Can A 30-Day Separation Save Your Relationship?

March 15, 2016  |  



Absence makes the heart grow fonder—or it can cause it wander—depending on who that heart belongs to.

Over the weekend, I decided that I needed a break from my weekly Saturday true crime show binge-watching marathon, and settled on an old episode of MTV’s “True Life.” This particular episode was called “Save My Teen Marriage.” The story followed two twenty-something couples who married as teens and were reevaluating their unions. Both couples were married for five years. Couple A (Kyle and Amanda) seemed to have issues with clinginess on Amanda’s behalf and a lack of consideration on Kyle’s behalf. Couple B (James and Rasheda) faced infidelity issues. Rasheda caught James having an affair and since then, she has been doing her own thing. In one last ditch effort to save their marriages, the couples sought marriage counseling and began a 30-day separation period during which they were each given hall passes to sleep with other people if they chose to.
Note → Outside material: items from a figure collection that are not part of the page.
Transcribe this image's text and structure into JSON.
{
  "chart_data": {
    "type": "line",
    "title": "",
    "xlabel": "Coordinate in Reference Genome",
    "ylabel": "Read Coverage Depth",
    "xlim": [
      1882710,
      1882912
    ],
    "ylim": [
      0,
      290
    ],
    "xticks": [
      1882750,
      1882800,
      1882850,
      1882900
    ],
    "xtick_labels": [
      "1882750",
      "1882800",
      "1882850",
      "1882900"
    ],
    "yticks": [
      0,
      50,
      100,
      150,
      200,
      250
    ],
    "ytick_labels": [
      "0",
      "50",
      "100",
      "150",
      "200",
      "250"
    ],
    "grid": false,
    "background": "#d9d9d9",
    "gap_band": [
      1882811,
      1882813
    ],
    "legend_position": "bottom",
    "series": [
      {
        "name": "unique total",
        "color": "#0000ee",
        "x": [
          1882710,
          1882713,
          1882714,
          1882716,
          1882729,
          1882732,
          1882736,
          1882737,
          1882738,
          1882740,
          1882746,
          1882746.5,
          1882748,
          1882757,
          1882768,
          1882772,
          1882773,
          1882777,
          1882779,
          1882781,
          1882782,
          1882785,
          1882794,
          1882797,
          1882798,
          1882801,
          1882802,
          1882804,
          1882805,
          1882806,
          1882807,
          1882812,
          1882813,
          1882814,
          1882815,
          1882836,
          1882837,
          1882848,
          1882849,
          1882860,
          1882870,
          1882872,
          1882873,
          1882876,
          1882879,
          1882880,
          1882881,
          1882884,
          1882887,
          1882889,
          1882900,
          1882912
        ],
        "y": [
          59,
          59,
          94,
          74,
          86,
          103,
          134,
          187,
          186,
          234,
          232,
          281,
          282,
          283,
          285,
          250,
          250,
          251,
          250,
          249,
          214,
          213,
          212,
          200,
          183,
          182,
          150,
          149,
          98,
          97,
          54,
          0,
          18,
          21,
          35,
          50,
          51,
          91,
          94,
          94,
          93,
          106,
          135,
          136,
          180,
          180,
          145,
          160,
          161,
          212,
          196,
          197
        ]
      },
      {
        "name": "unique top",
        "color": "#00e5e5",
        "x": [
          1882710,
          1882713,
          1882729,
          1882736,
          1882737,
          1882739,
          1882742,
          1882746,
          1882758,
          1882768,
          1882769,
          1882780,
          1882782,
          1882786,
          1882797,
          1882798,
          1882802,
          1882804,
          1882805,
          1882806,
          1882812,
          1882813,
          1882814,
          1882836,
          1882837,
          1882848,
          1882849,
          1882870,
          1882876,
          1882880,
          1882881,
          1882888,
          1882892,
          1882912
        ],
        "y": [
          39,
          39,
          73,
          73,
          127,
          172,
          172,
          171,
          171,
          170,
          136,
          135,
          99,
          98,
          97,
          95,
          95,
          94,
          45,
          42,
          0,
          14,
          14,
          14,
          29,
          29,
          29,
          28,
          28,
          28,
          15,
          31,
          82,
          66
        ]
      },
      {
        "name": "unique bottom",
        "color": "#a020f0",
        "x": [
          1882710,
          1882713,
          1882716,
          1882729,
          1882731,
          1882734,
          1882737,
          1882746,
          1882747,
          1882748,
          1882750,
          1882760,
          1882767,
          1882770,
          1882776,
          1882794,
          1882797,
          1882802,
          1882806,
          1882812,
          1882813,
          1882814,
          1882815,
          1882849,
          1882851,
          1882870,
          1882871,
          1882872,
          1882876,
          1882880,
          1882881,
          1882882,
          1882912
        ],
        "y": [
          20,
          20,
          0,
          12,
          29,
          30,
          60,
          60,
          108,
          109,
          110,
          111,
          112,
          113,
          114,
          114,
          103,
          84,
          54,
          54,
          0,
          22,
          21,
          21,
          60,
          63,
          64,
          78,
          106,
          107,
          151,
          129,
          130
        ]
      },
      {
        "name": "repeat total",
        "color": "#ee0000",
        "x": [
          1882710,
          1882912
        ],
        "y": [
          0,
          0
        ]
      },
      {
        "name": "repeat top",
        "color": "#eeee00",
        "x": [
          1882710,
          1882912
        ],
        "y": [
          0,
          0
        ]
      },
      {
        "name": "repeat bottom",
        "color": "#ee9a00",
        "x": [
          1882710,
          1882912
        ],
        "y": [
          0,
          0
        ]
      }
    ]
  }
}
(Editors Note: spoiler ahead.)

The young woman in the marriage that was plagued with infidelity utilized her hall pass. Her husband, James, attempted to do the same; however, things didn’t quite pan out for him. From what the cameras captured, Couple A opted not to use their hall passes. In the end, Couple A realized what they were doing wrong in their marriage and chose to stay together. However, Couple B broke up after Rasheda decided that she wanted out of the marriage despite James’ vow to change his ways.

I don’t know how I feel about separating once vows have been exchanged, but I suppose I can see how a break can help a couple to realize whether they truly want to be together. In my own life, I can recall a particular break-up-to-make-up that actually changed a relationship that I was in for the better. Although we split believing that we were breaking up for good, when we did reunite shortly after the split, we realized that the time that we spent apart changed the both of us for the better. All of those silly fights we used to have over and over ceased and it really felt like a brand new relationship. However, I have also been in a break-up-to-make-up situation where making up only caused me to realize that I really didn’t want to be with that person. The break-up was extremely painful at first, but similar to both women in this episode, as time went on, I really began to enjoy being single. When my ex finally came back around and decided he wanted to try again, I agreed, but I immediately realized that I didn’t want to be in that relationship anymore. I let it drag on for three or four miserable months before I finally worked up the courage to end it.

Perhaps what it all comes down how committed the couple is to the relationship and whether or not the relationship was damaged beyond repair before the separation.

Do you believe in temporary separations in relationships?